住宅ローンとは違ったメリットがありますので以下にご紹介します!

リバースモーゲージのメリット

・自宅を売却することなく融資が受けられる

・存命中は返済義務がない

・毎月の支払いが利息のみ(住宅ローンは元本+利息)

・配偶者がいる場合、契約者が死んでも配偶者が契約を引き継げる金融機関が多い(配偶者が融資の範囲内で安心して自宅に住み続けられる)

4:リバースモーゲージのデメリット

リバースモーゲージのデメリットのイメージ

おそらく以下のデメリットがあるために、あまり利用している人に会わなかったのかもしれません。

メリットも大きいリバースモーゲージですが、デメリットについても理解が非常に大切なのでメリット以上に詳しく説明します。

4−1:土地付き一戸建ての物件が対象

原則として持ち家は土地付きで一戸建てであることが前提になっていることが多いです。

マンションも対象にしてくれる金融機関もありますが、「東京、神奈川、埼玉、千葉」の物件に限っていたり、いわゆる「高級マンション」に限っている場合があります。

そのため、マンションを抵当にリバースモーゲージを利用しようとする場合は各金融機関によく確認することが必要です。

4−2:推定相続人全員の同意が必要

死後に自宅を売却することが前提の制度なので自宅に配偶者以外の子供が同居している場合や兄弟が同居している場合はそもそも契約できないことが多いです。
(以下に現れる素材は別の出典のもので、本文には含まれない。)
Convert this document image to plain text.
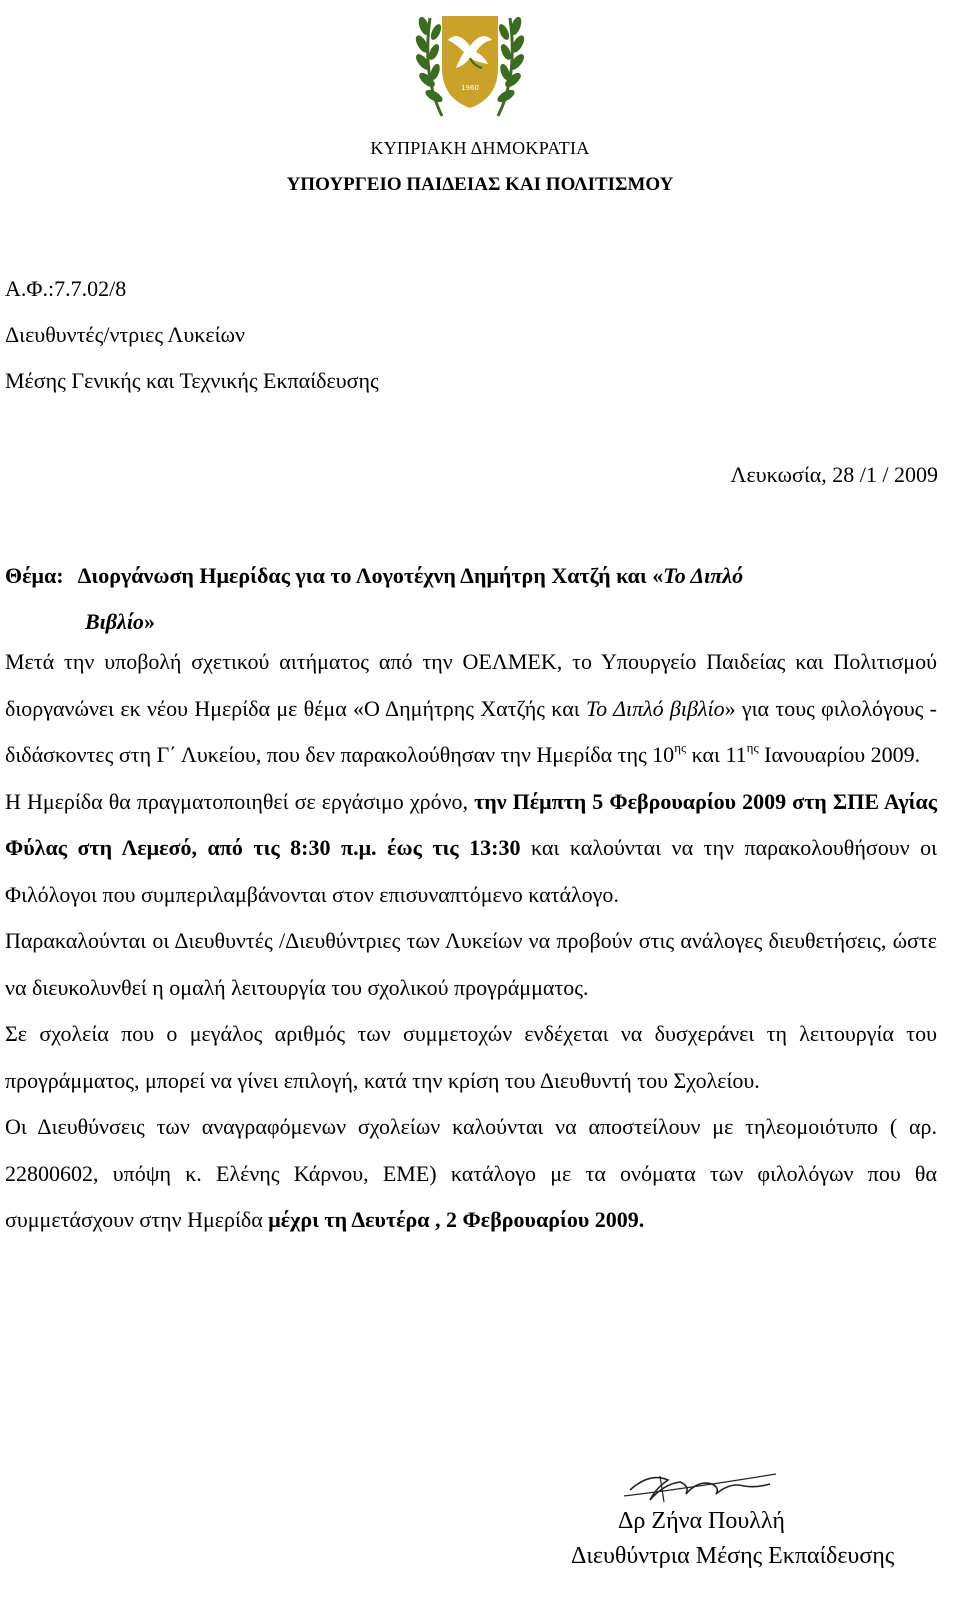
1960
ΚΥΠΡΙΑΚΗ ΔΗΜΟΚΡΑΤΙΑ
ΥΠΟΥΡΓΕΙΟ ΠΑΙΔΕΙΑΣ ΚΑΙ ΠΟΛΙΤΙΣΜΟΥ
Α.Φ.:7.7.02/8
Διευθυντές/ντριες Λυκείων
Μέσης Γενικής και Τεχνικής Εκπαίδευσης
Λευκωσία, 28 /1 / 2009
Θέμα: Διοργάνωση Ημερίδας για το Λογοτέχνη Δημήτρη Χατζή και «Το Διπλό
Βιβλίο»

Μετά την υποβολή σχετικού αιτήματος από την ΟΕΛΜΕΚ, το Υπουργείο Παιδείας και Πολιτισμού διοργανώνει εκ νέου Ημερίδα με θέμα «Ο Δημήτρης Χατζής και Το Διπλό βιβλίο» για τους φιλολόγους - διδάσκοντες στη Γ΄ Λυκείου, που δεν παρακολούθησαν την Ημερίδα της $10^{\eta\varsigma}$ και $11^{\eta\varsigma}$ Ιανουαρίου 2009.

Η Ημερίδα θα πραγματοποιηθεί σε εργάσιμο χρόνο, την Πέμπτη 5 Φεβρουαρίου 2009 στη ΣΠΕ Αγίας Φύλας στη Λεμεσό, από τις 8:30 π.μ. έως τις 13:30 και καλούνται να την παρακολουθήσουν οι Φιλόλογοι που συμπεριλαμβάνονται στον επισυναπτόμενο κατάλογο.

Παρακαλούνται οι Διευθυντές /Διευθύντριες των Λυκείων να προβούν στις ανάλογες διευθετήσεις, ώστε να διευκολυνθεί η ομαλή λειτουργία του σχολικού προγράμματος.

Σε σχολεία που ο μεγάλος αριθμός των συμμετοχών ενδέχεται να δυσχεράνει τη λειτουργία του προγράμματος, μπορεί να γίνει επιλογή, κατά την κρίση του Διευθυντή του Σχολείου.

Οι Διευθύνσεις των αναγραφόμενων σχολείων καλούνται να αποστείλουν με τηλεομοιότυπο ( αρ. 22800602, υπόψη κ. Ελένης Κάρνου, ΕΜΕ) κατάλογο με τα ονόματα των φιλολόγων που θα συμμετάσχουν στην Ημερίδα μέχρι τη Δευτέρα , 2 Φεβρουαρίου 2009.

Δρ Ζήνα Πουλλή
Διευθύντρια Μέσης Εκπαίδευσης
また離れて住んでいても1人でも子供がいる場合は、その子供の同意が必要です。

さらに他にも相続人になる人がいればその人たち全員の同意が必要です。

そういう意味では配偶者以外の同居人も相続人もいない人にとっては気楽で良い制度なのですが、それ以外の人にとっては少々ハードルが高い気がすることは否めません。

4−3:想定外に長生きすると、生きている間に融資額を使い切ってしまうことがある

切ない話ですが、今や長生きもリスクです。

リバースモーゲージといえども融資額を超えてお金を借りることはできません。

あくまでも融資額の範囲内でしかお金は借りることができませんので、長生きが想定外になってしまうと融資額を使い切ってしまうこともあり得ます。
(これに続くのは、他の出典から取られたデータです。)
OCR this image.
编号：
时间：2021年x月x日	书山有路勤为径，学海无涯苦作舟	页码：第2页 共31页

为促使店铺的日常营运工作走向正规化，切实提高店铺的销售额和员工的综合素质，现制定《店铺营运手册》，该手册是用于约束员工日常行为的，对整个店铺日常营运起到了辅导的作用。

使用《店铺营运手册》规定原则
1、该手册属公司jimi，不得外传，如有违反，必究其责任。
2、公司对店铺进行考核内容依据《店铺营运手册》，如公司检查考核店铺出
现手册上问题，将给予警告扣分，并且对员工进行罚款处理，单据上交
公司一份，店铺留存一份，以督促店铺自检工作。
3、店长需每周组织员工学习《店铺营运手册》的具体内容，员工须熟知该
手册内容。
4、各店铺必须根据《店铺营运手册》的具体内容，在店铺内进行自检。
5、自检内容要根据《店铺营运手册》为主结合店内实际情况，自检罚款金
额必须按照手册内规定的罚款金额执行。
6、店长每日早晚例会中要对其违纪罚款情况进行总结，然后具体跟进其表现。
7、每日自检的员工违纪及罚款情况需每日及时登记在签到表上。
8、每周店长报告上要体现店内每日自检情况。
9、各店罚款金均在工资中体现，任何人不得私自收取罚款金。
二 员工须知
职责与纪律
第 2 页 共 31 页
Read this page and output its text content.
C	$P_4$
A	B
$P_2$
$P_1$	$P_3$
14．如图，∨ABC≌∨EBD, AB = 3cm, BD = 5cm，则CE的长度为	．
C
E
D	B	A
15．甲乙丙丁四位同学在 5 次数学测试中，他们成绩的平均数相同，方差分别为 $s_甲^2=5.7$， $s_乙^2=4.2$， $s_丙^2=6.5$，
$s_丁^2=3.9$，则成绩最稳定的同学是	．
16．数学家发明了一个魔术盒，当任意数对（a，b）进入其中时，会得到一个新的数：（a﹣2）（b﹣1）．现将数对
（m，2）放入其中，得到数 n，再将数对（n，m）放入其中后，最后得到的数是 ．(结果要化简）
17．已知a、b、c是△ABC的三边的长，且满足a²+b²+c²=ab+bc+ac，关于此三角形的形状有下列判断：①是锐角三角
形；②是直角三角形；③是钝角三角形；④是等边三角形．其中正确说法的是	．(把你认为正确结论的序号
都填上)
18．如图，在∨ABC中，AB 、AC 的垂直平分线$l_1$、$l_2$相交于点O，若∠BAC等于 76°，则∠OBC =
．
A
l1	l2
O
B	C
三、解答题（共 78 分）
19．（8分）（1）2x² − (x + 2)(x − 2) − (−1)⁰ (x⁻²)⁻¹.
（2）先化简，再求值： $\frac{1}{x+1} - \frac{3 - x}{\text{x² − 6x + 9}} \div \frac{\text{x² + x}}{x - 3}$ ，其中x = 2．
そのため金融機関によっては契約期間(最終返済期限)を設けているところもあります。

4−4:返済額が膨らむ可能性がある

リバースモーゲージの金利は変動金利(もしくは一定期間の固定金利)であることが多く、将来金利が上昇すると返済額が膨らむ可能性があります。
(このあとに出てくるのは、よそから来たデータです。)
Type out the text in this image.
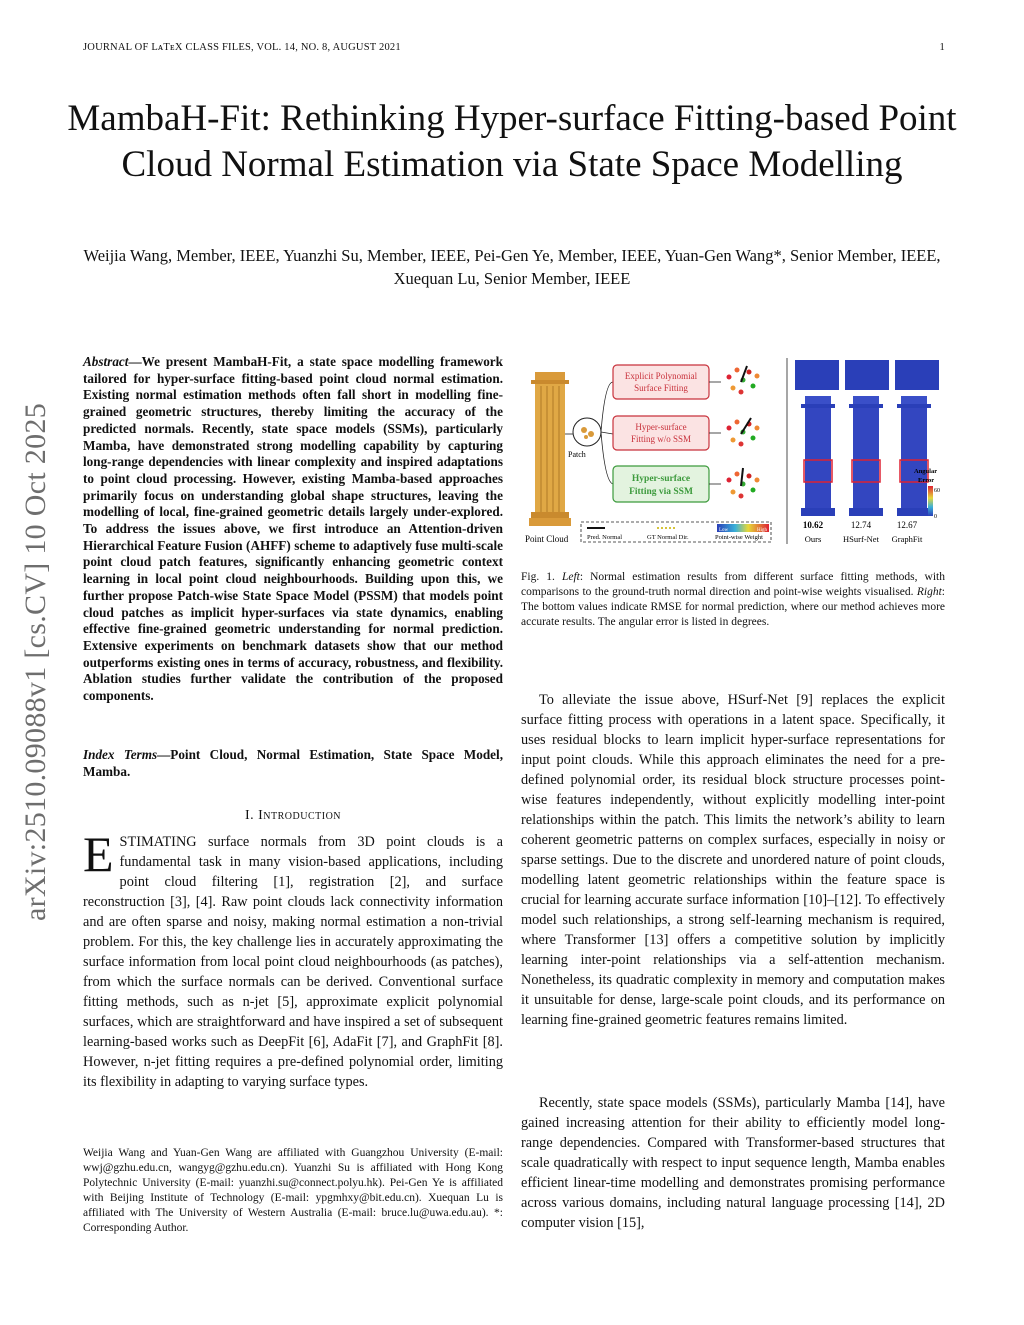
JOURNAL OF LᴀTᴇX CLASS FILES, VOL. 14, NO. 8, AUGUST 2021	1
MambaH-Fit: Rethinking Hyper-surface Fitting-based Point Cloud Normal Estimation via State Space Modelling
Weijia Wang, Member, IEEE, Yuanzhi Su, Member, IEEE, Pei-Gen Ye, Member, IEEE, Yuan-Gen Wang*, Senior Member, IEEE, Xuequan Lu, Senior Member, IEEE
arXiv:2510.09088v1 [cs.CV] 10 Oct 2025
Abstract—We present MambaH-Fit, a state space modelling framework tailored for hyper-surface fitting-based point cloud normal estimation. Existing normal estimation methods often fall short in modelling fine-grained geometric structures, thereby limiting the accuracy of the predicted normals. Recently, state space models (SSMs), particularly Mamba, have demonstrated strong modelling capability by capturing long-range dependencies with linear complexity and inspired adaptations to point cloud processing. However, existing Mamba-based approaches primarily focus on understanding global shape structures, leaving the modelling of local, fine-grained geometric details largely under-explored. To address the issues above, we first introduce an Attention-driven Hierarchical Feature Fusion (AHFF) scheme to adaptively fuse multi-scale point cloud patch features, significantly enhancing geometric context learning in local point cloud neighbourhoods. Building upon this, we further propose Patch-wise State Space Model (PSSM) that models point cloud patches as implicit hyper-surfaces via state dynamics, enabling effective fine-grained geometric understanding for normal prediction. Extensive experiments on benchmark datasets show that our method outperforms existing ones in terms of accuracy, robustness, and flexibility. Ablation studies further validate the contribution of the proposed components.
Index Terms—Point Cloud, Normal Estimation, State Space Model, Mamba.
I. Introduction
ESTIMATING surface normals from 3D point clouds is a fundamental task in many vision-based applications, including point cloud filtering [1], registration [2], and surface reconstruction [3], [4]. Raw point clouds lack connectivity information and are often sparse and noisy, making normal estimation a non-trivial problem. For this, the key challenge lies in accurately approximating the surface information from local point cloud neighbourhoods (as patches), from which the surface normals can be derived. Conventional surface fitting methods, such as n-jet [5], approximate explicit polynomial surfaces, which are straightforward and have inspired a set of subsequent learning-based works such as DeepFit [6], AdaFit [7], and GraphFit [8]. However, n-jet fitting requires a pre-defined polynomial order, limiting its flexibility in adapting to varying surface types.
Weijia Wang and Yuan-Gen Wang are affiliated with Guangzhou University (E-mail: wwj@gzhu.edu.cn, wangyg@gzhu.edu.cn). Yuanzhi Su is affiliated with Hong Kong Polytechnic University (E-mail: yuanzhi.su@connect.polyu.hk). Pei-Gen Ye is affiliated with Beijing Institute of Technology (E-mail: ypgmhxy@bit.edu.cn). Xuequan Lu is affiliated with The University of Western Australia (E-mail: bruce.lu@uwa.edu.au). *: Corresponding Author.
Point Cloud
Patch
Explicit Polynomial
Surface Fitting
Hyper-surface
Fitting w/o SSM
Hyper-surface
Fitting via SSM
Pred. Normal	GT Normal Dir.
Low	High
Point-wise Weight
Angular
Error
60
0
10.62	12.74	12.67
Ours	HSurf-Net GraphFit
Fig. 1. Left: Normal estimation results from different surface fitting methods, with comparisons to the ground-truth normal direction and point-wise weights visualised. Right: The bottom values indicate RMSE for normal prediction, where our method achieves more accurate results. The angular error is listed in degrees.
To alleviate the issue above, HSurf-Net [9] replaces the explicit surface fitting process with operations in a latent space. Specifically, it uses residual blocks to learn implicit hyper-surface representations for input point clouds. While this approach eliminates the need for a pre-defined polynomial order, its residual block structure processes point-wise features independently, without explicitly modelling inter-point relationships within the patch. This limits the network’s ability to learn coherent geometric patterns on complex surfaces, especially in noisy or sparse settings. Due to the discrete and unordered nature of point clouds, modelling latent geometric relationships within the feature space is crucial for learning accurate surface information [10]–[12]. To effectively model such relationships, a strong self-learning mechanism is required, where Transformer [13] offers a competitive solution by implicitly learning inter-point relationships via a self-attention mechanism. Nonetheless, its quadratic complexity in memory and computation makes it unsuitable for dense, large-scale point clouds, and its performance on learning fine-grained geometric features remains limited.
Recently, state space models (SSMs), particularly Mamba [14], have gained increasing attention for their ability to efficiently model long-range dependencies. Compared with Transformer-based structures that scale quadratically with respect to input sequence length, Mamba enables efficient linear-time modelling and demonstrates promising performance across various domains, including natural language processing [14], 2D computer vision [15],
つまり月々返済する利息額が高くなったり、融資を受けられる金額が少なくなることもあります。

4−5:担保となる自宅の評価が定期的に見直される

見直しで自宅の評価が高くなれば嬉しいのですが、反対に見直し時に評価額が下落する場合もあります。

評価額が下落すると融資限度額を下げられたり、融資が止まることも考えられます。

5:借り入れ先は各金融機関に加え、社会福祉協議会も

融資先は一般の金融機関に加えて、社会福祉協議会も「生活福祉資金(不動産担保型生活資金)」として取り扱いがあります。

融資金額は自宅の評価額の50%〜70%程度です。

連帯保証人が必要なケースもありますので、事前の確認が必要です。

6:まとめ。有効ならリバースモーゲージも一考に

リバースモーゲージのイメージ

私は金融機関の回し者ではありませんが、「リバースモーゲージ」はきちんと理解して使うには良い制度だと思います。

一般的には「将来、老人ホームに入居を考えている人」にとってもリバースモーゲージはメリットのある制度なのですが、実際には約20年ほど老人ホームで働いてリバースモーゲージを利用している人に会った事がないのは以上に挙げたデメリットもあるからだと思います。

正直、まだまだ日本人の感覚には馴染めていない制度という実感がします。

現在の核家族化や少子高齢化を見たときにリバースモーゲージは使い方さえしっかりと理解していれば今後、有効に使える人も多くいると思います。

しかし、デメリットも大きい制度だけに老後のいざという時のために、正しくリバースモーゲージを理解しておく必要があると言えるでしょう。